Which is a pity. In 1991 came a groundbreaking law that gave local governments — and local officials — enormous power and responsibility regarding services once dispensed by the national government. Among other things, the Local Government Code devolved five basic services to local governments: health, social welfare, agriculture, environmental protection, and local public works and highways. Doing so was supposed to enable local officials to craft development plans appropriate to their constituents’ needs. To help fund these, the local governments’ shares from the national income-tax collections were increased; the Code also gave them new sources of revenues.
In an ideal world, this would have resulted in better towns, cities, and provinces, which in turn could have only made a truly strong republic. But reality seems to need the presence of scoundrels, several of whom can be found in the political arena. Sometimes, too, sheer incompetence is to blame for the messes that elected officials try to pass off as governance.
At the same time, however, there are places where people are smiling not because they have just won in jueteng, but because they find genuine satisfaction in the way their communities are being run. In many cases, the residents in these areas are also active participants in the transformation of their communities. For sure, in some instances, that happened because the people themselves pushed to be included in the decision-making process. But there have also been officials who thought it important enough to consult their constituents regarding the needs of their communities.

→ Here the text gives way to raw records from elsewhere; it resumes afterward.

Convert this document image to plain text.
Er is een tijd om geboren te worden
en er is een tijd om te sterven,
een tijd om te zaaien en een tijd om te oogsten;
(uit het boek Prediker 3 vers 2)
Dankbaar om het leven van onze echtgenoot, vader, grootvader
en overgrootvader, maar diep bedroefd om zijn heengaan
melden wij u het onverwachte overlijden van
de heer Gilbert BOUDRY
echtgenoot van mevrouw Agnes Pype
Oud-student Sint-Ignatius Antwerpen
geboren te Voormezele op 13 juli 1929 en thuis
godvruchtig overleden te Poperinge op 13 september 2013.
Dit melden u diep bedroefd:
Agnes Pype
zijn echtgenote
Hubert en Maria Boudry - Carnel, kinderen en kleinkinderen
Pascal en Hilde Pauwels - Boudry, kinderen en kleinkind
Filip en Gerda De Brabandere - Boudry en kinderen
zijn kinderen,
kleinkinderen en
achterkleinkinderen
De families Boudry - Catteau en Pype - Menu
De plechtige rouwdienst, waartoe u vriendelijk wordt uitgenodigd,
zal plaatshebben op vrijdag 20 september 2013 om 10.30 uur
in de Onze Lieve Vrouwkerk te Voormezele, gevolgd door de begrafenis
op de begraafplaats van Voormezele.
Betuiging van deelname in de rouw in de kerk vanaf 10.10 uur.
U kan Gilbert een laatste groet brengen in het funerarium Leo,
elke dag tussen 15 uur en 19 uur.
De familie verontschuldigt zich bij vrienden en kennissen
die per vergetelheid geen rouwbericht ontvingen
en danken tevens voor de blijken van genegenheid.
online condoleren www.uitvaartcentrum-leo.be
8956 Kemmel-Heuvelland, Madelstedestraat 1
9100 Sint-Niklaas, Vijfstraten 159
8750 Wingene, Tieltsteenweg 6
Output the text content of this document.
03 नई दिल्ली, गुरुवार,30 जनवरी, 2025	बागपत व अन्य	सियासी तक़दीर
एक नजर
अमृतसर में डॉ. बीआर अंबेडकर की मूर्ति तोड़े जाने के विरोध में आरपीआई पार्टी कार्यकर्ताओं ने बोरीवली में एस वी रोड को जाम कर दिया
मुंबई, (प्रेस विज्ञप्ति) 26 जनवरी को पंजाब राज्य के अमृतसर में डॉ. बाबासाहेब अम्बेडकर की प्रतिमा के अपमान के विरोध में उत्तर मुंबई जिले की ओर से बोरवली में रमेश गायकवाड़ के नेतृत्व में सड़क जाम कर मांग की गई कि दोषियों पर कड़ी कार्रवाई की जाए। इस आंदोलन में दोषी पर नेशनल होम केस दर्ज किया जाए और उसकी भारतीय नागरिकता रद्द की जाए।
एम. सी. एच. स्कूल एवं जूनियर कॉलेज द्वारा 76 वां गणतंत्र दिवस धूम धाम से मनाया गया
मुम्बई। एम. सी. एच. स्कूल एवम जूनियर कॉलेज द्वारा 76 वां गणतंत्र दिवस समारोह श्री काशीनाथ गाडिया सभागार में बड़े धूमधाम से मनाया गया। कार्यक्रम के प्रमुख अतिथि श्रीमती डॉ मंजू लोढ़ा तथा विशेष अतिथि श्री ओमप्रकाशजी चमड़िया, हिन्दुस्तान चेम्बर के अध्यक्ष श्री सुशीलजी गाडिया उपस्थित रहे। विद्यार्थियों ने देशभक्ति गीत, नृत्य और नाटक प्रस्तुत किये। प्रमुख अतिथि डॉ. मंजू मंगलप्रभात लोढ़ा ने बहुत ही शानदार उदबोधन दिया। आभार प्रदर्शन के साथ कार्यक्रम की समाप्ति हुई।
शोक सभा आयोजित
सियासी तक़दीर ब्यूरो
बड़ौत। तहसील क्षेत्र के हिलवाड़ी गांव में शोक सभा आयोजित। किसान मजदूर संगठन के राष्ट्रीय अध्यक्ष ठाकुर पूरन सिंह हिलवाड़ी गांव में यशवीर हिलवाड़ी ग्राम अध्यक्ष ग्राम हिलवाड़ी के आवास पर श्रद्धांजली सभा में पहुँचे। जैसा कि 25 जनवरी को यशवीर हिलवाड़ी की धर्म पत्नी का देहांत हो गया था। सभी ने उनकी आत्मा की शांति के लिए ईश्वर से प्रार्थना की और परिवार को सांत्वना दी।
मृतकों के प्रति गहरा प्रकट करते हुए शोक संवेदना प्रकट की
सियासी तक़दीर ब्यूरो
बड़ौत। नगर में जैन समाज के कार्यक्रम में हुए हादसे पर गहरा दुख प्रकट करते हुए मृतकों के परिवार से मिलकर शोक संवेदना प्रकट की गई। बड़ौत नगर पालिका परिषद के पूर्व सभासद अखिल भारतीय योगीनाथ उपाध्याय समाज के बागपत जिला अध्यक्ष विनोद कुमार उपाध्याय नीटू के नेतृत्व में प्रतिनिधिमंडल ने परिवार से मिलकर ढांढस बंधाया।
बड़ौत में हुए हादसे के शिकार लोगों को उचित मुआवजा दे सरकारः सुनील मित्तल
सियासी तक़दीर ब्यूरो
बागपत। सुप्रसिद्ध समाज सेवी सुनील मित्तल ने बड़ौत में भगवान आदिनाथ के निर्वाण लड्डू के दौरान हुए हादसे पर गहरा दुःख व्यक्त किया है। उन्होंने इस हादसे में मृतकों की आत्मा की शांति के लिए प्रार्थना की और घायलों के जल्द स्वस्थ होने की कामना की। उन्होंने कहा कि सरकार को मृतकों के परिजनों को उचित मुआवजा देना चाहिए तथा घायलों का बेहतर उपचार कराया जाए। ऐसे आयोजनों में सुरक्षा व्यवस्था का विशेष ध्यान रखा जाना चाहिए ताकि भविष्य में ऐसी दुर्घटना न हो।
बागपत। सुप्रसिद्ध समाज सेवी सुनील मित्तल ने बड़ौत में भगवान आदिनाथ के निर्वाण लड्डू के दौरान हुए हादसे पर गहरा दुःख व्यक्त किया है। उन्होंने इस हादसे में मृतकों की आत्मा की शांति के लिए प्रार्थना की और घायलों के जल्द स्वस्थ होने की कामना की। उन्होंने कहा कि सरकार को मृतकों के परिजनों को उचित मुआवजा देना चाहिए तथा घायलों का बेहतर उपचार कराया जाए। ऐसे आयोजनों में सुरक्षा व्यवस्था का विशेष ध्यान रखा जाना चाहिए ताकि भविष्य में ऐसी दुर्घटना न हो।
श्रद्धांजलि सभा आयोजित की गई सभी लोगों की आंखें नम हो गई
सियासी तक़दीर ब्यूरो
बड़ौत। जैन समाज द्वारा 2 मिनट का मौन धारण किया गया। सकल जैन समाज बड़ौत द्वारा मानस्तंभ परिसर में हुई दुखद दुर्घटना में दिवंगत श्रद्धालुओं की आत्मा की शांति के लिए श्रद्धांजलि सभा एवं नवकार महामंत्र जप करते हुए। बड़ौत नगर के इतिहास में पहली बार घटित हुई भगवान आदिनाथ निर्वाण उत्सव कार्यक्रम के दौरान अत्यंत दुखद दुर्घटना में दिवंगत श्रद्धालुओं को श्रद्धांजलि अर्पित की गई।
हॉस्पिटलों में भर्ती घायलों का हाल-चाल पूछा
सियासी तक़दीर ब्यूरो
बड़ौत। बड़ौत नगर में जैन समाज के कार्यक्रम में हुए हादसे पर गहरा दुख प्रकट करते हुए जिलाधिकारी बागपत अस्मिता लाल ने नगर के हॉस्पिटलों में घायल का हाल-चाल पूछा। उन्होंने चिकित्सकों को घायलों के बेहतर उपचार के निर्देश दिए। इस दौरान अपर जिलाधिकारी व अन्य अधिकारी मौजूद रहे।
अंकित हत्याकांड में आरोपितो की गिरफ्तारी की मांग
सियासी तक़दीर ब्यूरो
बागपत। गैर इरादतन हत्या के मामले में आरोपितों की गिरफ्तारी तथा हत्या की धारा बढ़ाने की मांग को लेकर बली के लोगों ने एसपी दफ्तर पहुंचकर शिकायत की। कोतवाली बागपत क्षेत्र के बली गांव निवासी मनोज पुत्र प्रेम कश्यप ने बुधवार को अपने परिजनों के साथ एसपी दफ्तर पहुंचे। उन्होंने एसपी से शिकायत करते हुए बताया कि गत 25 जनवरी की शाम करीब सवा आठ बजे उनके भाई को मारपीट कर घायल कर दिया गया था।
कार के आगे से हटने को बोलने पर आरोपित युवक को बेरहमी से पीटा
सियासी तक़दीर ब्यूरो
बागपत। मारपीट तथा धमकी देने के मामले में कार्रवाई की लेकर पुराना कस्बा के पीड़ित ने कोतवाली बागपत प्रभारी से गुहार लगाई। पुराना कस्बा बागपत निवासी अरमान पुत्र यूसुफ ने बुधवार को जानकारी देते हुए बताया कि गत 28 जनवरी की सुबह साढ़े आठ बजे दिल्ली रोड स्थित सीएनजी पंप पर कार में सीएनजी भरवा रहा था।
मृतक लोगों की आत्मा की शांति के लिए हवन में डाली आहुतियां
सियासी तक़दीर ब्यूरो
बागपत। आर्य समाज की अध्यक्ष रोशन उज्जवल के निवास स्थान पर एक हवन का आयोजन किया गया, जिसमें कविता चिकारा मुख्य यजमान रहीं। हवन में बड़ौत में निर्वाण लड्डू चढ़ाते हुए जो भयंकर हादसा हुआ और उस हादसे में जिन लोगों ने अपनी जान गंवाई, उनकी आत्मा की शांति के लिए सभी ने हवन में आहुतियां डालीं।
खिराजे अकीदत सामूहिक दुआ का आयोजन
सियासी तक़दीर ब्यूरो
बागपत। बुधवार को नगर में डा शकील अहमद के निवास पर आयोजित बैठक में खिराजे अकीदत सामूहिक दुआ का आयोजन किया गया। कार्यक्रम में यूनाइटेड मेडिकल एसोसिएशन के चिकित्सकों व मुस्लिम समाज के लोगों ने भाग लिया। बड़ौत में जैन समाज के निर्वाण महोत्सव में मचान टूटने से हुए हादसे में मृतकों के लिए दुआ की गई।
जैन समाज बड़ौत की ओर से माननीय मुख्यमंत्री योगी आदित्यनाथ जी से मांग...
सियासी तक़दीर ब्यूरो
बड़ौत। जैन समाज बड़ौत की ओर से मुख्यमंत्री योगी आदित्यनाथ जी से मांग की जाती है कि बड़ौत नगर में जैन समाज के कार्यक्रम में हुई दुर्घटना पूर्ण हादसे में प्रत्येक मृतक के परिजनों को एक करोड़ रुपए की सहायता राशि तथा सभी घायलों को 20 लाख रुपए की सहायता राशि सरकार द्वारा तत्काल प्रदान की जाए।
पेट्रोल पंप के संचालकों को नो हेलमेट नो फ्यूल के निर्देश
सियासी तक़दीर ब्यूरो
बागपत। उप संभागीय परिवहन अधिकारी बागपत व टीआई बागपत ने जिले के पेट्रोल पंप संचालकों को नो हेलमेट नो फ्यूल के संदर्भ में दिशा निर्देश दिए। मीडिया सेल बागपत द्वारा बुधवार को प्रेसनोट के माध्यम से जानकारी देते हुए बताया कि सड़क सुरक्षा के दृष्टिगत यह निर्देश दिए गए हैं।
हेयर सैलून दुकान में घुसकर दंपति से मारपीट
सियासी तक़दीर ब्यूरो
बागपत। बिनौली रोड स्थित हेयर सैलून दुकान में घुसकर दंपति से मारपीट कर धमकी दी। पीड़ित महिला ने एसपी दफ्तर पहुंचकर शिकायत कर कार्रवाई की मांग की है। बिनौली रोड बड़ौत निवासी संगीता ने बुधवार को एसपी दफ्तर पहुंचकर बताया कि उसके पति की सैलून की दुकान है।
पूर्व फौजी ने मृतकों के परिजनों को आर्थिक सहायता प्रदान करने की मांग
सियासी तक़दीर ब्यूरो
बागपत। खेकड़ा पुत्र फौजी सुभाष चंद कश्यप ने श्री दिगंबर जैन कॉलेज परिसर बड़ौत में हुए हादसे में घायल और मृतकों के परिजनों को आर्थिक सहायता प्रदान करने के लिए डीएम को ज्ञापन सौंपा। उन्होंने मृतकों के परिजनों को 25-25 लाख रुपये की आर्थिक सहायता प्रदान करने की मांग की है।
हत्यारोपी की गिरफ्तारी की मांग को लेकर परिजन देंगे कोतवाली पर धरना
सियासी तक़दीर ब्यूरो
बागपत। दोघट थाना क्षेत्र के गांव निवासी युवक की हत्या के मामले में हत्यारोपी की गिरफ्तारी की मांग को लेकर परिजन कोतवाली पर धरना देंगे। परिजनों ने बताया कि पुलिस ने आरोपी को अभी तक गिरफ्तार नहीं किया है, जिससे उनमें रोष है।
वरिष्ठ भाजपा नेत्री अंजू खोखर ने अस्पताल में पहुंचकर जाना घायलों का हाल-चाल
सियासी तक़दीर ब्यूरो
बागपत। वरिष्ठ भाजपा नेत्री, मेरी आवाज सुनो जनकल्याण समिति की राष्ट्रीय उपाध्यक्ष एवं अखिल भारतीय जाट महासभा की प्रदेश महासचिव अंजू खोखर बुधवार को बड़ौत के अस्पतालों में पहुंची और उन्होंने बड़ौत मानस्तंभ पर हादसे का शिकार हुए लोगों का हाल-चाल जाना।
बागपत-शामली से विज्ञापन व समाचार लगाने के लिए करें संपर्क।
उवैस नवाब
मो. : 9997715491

As part of PCIJ’s pre-election coverage, i Report will spend January to April looking at local governments and local politicos. We will be examining past and present trends, old and new political families and faces. There will be good news and there will be bad news — actually, it can even get downright ugly.
For the entire month of January, however, our focus will be good governance at the local level. According to the U.N. Economic and Social Commission for Asia and the Pacific (UNESCAP), good governance has eight major characteristics: participatory, consensus-oriented, accountable, transparent, responsive, effective and efficient, equitable and inclusive, and follows the rule of law.
Adds the UN body: “It ensures that corruption is minimized, the views of minorities are taken into account, and that the voices of the most vulnerable in society are heard in decision-making. It is also responsive to the present and future needs of society.”
Even UNESCAP, however, admits that finding in one place all the elements that it says make up good governance is difficult. No matter; in the next few weeks, we will be visiting places where at least one positive change has taken root because of local government initiatives. By the time January is done, we hope to leave you fortified with hope regarding the prospects of your own community — and conscious of the importance of your vote in the coming polls.